Turner to bring the Burner back

140mm travel 650b prototype shown, promised for fall

Turner are showing a prototype version of their previously mothballed Burner platform. The main feature of the new bike is its 650b/27.5in wheel. Company reps say it should be ready for sale around the time of the fall trade shows.


Turner brought six of the first prototypes to a press event in Utah to showcase Enve’s 650b cross-country and trail carbon wheels. David Turner, the brand’s founder and owner, allowed rides, but was careful to offer the ‘prototype’ caveat. He was also interested in what the media thought of the bike.

Though David Turner played with the 650b wheel size previously, back when Kirk Pacenti created the 23 and his rim, it wasn’t until this past October that he really started working on it. “We bought two sets,” said Turner of his previous experience. “The other guys and I at the shop all liked it… at that time White Brothers was the only company making a fork, and it wasn’t enough to build a batch. Turner bikes is not a custom frame builder, we’re limited production. So that means if there’s only one fork, one tire, and one rim available that’s a big gamble.”
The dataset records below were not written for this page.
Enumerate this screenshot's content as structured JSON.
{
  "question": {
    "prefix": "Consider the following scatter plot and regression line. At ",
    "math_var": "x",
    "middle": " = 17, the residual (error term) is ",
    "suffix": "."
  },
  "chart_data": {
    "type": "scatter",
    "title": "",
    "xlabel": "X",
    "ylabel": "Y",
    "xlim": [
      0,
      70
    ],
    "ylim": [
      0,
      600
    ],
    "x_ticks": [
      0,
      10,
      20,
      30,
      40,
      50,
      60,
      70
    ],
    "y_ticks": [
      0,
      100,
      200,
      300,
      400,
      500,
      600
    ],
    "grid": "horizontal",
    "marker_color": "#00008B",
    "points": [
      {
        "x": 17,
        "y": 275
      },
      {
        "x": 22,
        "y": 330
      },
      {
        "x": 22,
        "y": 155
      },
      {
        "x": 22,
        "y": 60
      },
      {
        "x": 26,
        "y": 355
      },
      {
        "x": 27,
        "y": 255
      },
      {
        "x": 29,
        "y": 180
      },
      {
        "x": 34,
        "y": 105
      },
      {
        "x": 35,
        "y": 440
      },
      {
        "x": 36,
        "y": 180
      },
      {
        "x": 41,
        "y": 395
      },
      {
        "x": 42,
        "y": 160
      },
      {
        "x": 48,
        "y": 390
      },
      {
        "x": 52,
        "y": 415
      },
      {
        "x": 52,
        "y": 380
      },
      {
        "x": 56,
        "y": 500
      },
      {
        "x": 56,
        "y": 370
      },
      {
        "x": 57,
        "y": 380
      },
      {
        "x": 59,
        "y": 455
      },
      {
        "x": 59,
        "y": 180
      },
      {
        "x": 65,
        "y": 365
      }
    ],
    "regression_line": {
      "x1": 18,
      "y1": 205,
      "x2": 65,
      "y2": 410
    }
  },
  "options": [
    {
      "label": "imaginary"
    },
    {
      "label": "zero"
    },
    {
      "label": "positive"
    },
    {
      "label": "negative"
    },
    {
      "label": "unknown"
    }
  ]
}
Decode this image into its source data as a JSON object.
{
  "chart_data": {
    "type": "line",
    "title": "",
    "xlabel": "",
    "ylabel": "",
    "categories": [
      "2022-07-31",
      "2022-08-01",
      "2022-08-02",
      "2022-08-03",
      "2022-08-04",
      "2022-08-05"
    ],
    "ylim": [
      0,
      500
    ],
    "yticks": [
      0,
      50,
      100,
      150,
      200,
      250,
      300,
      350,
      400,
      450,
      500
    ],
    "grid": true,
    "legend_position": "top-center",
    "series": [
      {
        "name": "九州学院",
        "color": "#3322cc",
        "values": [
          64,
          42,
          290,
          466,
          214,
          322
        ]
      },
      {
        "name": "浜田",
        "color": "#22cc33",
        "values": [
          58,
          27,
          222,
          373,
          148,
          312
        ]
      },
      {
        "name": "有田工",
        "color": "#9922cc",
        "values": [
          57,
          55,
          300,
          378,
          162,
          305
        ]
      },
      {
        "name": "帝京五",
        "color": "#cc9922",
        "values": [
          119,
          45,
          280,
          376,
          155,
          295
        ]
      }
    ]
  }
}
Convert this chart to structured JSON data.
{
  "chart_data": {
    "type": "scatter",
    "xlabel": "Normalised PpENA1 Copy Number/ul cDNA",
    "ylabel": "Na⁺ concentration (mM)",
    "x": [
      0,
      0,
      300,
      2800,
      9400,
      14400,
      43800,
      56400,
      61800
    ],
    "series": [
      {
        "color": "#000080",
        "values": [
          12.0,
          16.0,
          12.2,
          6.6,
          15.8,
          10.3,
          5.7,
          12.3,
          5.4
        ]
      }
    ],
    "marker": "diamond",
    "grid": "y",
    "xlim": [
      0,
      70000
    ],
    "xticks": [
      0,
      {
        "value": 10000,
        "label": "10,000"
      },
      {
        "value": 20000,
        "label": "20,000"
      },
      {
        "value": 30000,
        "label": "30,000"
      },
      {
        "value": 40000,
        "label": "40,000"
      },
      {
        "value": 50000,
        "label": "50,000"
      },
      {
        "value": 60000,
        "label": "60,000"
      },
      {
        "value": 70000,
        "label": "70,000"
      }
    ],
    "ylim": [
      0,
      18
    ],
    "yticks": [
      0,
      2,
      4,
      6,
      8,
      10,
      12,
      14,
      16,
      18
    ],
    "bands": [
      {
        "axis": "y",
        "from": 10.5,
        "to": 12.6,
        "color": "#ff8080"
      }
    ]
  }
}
In fact, it was a specific ask from Enve Composites that put him back on the project last fall. “One of the engineers at Enve contacted me and asked if I wanted to trade a pair of wheels for a frame,” said Turner. “So I’ve been riding them pretty steady for the last six months; it’s been my go-to mountain bike wheel size.”

Turner rode the wheels on the 125mm travel Sultan a standard 29in bike as well as a couple of aggressively modified 5.Spot frames, which pack 140mm of travel. “That’s when I realized that having the extra travel was really cool,” he said.

The proto Burner has a low bottom bracket, around 13in, which is similar to the previous Burner, however, this new version has 140mm (5.5in) of DW-Link travel, where as the older generation topped out at 100mm (4in). The test bike is slack up front, and slightly longer in the top tube when compared to the 5.Spot. But with all of the angles, Turner was quick reiterate that the bike is a prototype as he asked for feedback on the feel of the bike.

While enve made the phone call, rockshox and fox really make 650b wheeled bikes possible: while enve made the phone call, rockshox and fox really make 650b wheeled bikes possible
Matt Pacocha

Enve made the phone call, but RockShox and Fox really made 650b wheeled bikes possible

The DW-Link suspension design is supremely sorted and rides as excellently as any of Turner’s other bikes. While many of the forged parts are repurposed from both 5.Spot and Sultan, the end product is completely new and not interchangeable between models. “They share a lot of the parts, but it has a totally unique rocker,” said Turner. “They’re non-identical triplets.”

The suspension is also new, designed and approved by Dave Weagle. “Kinematically this is a DW-Link bike; Dave engineered these pivots for the 650b wheel,” he said. “I’ve been getting some emails from people saying, ‘why can’t I just do bolt on dropouts?’ And, it’s like, well, you can, but you cannot optimize the suspension system for anti-squat and the braking personality that I would like, and that Dave Weagle demands. Weagle demands a particular type of anti-squat.”

Turner plans on another two weeks of testing before building up tooling and heading into production to hit his fall on-sale target.

We spent an hour and a half out on the new Burner on the loose singletrack trails of Deer Valley, and the bike rode flawlessly. With the Enve AM carbon clinchers it weighs about 25lbs and pedals like a dream. The overall feel seemed racier than the 5.Spot, like it will easily be able to compete in long format cross-country races. It’s perfectly poised as an all-day backcountry machine.

The bike weighs under 26lbs with enve’s am 650b carbon wheelset: the bike weighs under 26lbs with enve’s am 650b carbon wheelset
Billy Michels Photography

The bike weighs under 26lbs with Enve’s AM 650b carbon wheelset


The bottom bracket was noticeably low, which we loved, but might catch furious cross-country pedalers off guard. Pretty much everything seemed well sorted, but we felt the head angle was steeper than it measures. A function of the wheel? We’re not sure, but it will surely be interesting to see where the production geometry ends up.